The annual Heritage Festival of St. Andrew Orthodox Church offers Central Kentuckians an opportunity to sample a variety of ethnic dishes from Lebanon, Russia, Serbia and other Eastern European nations.
At this year's event, Sept. 28 and 29, visitors may try gibanica, a traditional pastry dish from Serbia that is popular all over the Balkans. It's made with eggs, cream cheese, cottage cheese and sour cream, layered in phyllo dough.
"This is a traditional Serbian dish served on feast days following a fasting season. It can be used as a main course, side dish or dessert. We started making this a couple of years ago and we keep running out," Jeanette Gallaway said.
The festival is noon to 8 p.m. Sept. 28 and noon to 5 p.m. Sept. 29 at the church, 1136 Higbee Mill Road. Entertainment includes Middle Eastern and Slavic folk dance by performers in native costume, and concerts of Byzantine and Slavonic liturgical music. Call (859) 223-5091 or (859) 277-1763.
Here is Gallaway's recipe for gibanica.
5 large eggs
¼ cup sugar
2 tablespoons vegetable oil
12 ounces sour cream
8 ounces cream cheese, room temperature
16 ounces small curd cottage cheese
1 teaspoon salt, optional
1 pound phyllo dough
In a large bowl, using a hand mixer, cream eggs, sugar and oil until smooth. Add sour cream and cream cheese, and mix until smooth. Add cottage cheese and mix with a spoon.

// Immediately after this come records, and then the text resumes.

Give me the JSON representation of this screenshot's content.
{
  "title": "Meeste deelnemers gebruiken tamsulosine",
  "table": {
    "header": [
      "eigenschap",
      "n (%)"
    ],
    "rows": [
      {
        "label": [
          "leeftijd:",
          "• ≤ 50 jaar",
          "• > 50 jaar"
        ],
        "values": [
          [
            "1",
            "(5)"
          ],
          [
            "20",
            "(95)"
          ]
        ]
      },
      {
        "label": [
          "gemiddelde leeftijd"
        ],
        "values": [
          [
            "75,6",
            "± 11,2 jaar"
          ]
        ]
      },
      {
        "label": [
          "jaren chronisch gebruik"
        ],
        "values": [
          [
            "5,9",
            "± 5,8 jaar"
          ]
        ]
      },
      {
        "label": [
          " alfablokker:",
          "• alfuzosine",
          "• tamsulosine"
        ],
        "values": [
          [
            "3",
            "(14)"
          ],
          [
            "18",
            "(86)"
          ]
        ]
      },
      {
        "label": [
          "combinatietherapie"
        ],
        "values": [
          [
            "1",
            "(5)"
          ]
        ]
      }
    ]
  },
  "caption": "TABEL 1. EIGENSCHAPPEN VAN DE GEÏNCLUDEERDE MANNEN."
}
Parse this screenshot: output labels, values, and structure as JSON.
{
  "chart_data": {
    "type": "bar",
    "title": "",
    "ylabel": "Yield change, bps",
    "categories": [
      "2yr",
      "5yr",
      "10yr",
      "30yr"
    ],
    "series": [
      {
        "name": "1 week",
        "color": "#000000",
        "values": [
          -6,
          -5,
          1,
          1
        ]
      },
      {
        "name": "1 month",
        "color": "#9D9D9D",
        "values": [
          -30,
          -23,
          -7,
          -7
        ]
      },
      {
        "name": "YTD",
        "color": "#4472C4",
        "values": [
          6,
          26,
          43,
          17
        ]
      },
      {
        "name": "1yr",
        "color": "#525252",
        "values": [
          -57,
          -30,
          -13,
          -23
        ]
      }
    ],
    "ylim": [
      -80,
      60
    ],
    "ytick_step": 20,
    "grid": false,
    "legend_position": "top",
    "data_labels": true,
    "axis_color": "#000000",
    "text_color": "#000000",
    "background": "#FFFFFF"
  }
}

Preheat oven to 350 degrees. Brush bottom of a 9- by 13-inch baking dish with oil. Place 10 pieces of phyllo dough on bottom of pan. Brush with vegetable oil between each layer. Layer the mixture with the phyllo dough, placing 1 to 2 cups of mixture between 4 layers of phyllo dough. Place remainder of phyllo dough on top. Oil top layer of dough and bake for 1 hour, or until golden brown. Let stand 20 minutes before cutting. (This dish may be prepared the day before and placed in the refrigerator, uncooked, and baked when needed. It may be prepared, then frozen and placed in the oven and baked.